BAB I
PENDAHULUAN
A. Latar Belakang
Islam dan Proses Integrasi - Integrasi suatu bangsa
adalah hal yang sangat penting dalam kehidupan berbangsa dan bernegara. Dengan
adanya integrasi akan melahirkan satu kekuatan bangsa yang ampuh dan segala
persoalan yang timbul dapat dihadapi bersama-sama. Negara Kesatuan Republik
Indonesia adalah wujud konkret dari proses integrasi bangsa. Proses integrasi
bangsa Indonesia ini ternyata sudah berlangsung cukup lama bahkan sudah dimulai
sejak awal tarikh masehi.

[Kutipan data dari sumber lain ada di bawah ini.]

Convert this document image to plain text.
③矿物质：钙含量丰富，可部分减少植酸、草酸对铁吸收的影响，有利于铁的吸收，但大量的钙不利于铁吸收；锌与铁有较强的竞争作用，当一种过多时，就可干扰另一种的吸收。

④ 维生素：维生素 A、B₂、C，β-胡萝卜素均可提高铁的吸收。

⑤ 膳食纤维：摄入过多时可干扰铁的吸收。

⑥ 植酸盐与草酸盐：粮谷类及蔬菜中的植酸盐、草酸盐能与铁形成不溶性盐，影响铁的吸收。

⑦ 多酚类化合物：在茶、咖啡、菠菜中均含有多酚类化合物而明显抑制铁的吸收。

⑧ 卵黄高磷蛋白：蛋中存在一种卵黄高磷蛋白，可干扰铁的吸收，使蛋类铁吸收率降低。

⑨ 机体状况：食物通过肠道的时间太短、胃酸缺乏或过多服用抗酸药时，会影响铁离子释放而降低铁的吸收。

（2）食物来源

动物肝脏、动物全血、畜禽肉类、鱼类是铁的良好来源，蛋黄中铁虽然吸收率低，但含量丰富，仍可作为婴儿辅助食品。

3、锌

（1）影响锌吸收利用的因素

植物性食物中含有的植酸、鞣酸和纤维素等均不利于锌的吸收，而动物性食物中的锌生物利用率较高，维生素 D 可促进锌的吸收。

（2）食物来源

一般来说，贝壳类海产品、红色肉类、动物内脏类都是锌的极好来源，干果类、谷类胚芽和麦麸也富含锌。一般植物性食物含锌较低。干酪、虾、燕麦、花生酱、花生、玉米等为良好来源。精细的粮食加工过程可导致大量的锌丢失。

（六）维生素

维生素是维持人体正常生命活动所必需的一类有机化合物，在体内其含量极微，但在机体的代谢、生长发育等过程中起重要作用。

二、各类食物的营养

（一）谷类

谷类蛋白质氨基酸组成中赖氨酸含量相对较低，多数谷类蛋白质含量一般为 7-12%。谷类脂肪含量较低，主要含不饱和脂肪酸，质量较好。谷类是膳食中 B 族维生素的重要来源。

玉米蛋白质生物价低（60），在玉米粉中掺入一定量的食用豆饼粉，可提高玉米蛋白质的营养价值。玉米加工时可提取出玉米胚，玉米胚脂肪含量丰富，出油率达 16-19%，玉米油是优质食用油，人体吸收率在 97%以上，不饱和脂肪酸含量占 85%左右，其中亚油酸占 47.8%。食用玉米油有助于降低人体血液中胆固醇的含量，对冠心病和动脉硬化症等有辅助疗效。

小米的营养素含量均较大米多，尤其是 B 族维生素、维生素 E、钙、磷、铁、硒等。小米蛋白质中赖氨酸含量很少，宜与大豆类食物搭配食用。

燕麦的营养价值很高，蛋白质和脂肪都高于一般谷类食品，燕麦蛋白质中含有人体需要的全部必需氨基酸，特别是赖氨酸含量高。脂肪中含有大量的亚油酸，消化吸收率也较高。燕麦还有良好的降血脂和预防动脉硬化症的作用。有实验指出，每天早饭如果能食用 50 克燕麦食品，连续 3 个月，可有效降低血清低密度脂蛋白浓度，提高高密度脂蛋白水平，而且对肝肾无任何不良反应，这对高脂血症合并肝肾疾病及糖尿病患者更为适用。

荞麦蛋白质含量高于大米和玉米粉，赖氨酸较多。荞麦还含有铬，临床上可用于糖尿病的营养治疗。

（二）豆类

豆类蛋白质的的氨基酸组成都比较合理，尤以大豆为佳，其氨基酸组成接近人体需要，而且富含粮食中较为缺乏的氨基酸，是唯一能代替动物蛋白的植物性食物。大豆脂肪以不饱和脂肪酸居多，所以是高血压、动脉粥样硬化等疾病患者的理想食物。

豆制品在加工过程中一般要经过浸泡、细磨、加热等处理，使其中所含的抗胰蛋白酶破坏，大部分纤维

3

Pada abad ke-16 proses integrasi bangsa Indonesia
mulai menonjol. Masa itu adalah masa-masa pertumbuhan dan perkembangan
kerajaan-kerajaan Islam di Indonesia.
1. Peranan Para Ulama dalam Proses
Integrasi
Agama Islam yang masuk dan berkembang di Nusantara mengajarkan kebersamaan dan
mengembangkan toleransi dalam kehidupan beragama. Islam mengajarkan persamaan
dan tidak mengenal kasta-kasta dalam kehidupan masyarakat. Konsep ajaran Islam
memunculkan perilaku ke arah persatuan dan persamaan derajat. Disisi lain,
datangnya pedagang-pedagang Islam di Indonesia mendorong berkembangnya
tempat-tempat perdagangan di daerah pantai. Tempat-tempat perdagangan itu
kemudian berkembang menjadi pelabuhan dan kota-kota pantai. Bahkan kota-kota
pantai yang merupakan bandar dan pusat perdagangan, berkembang menjadi
kerajaan. Timbulnya kerajaan-kerajaan Islam menandai awal terjadinya proses
integrasi. Meskipun masing-masing kerajaan memiliki cara dan faktor pendukung
yang berbeda-beda dalam proses integrasinya.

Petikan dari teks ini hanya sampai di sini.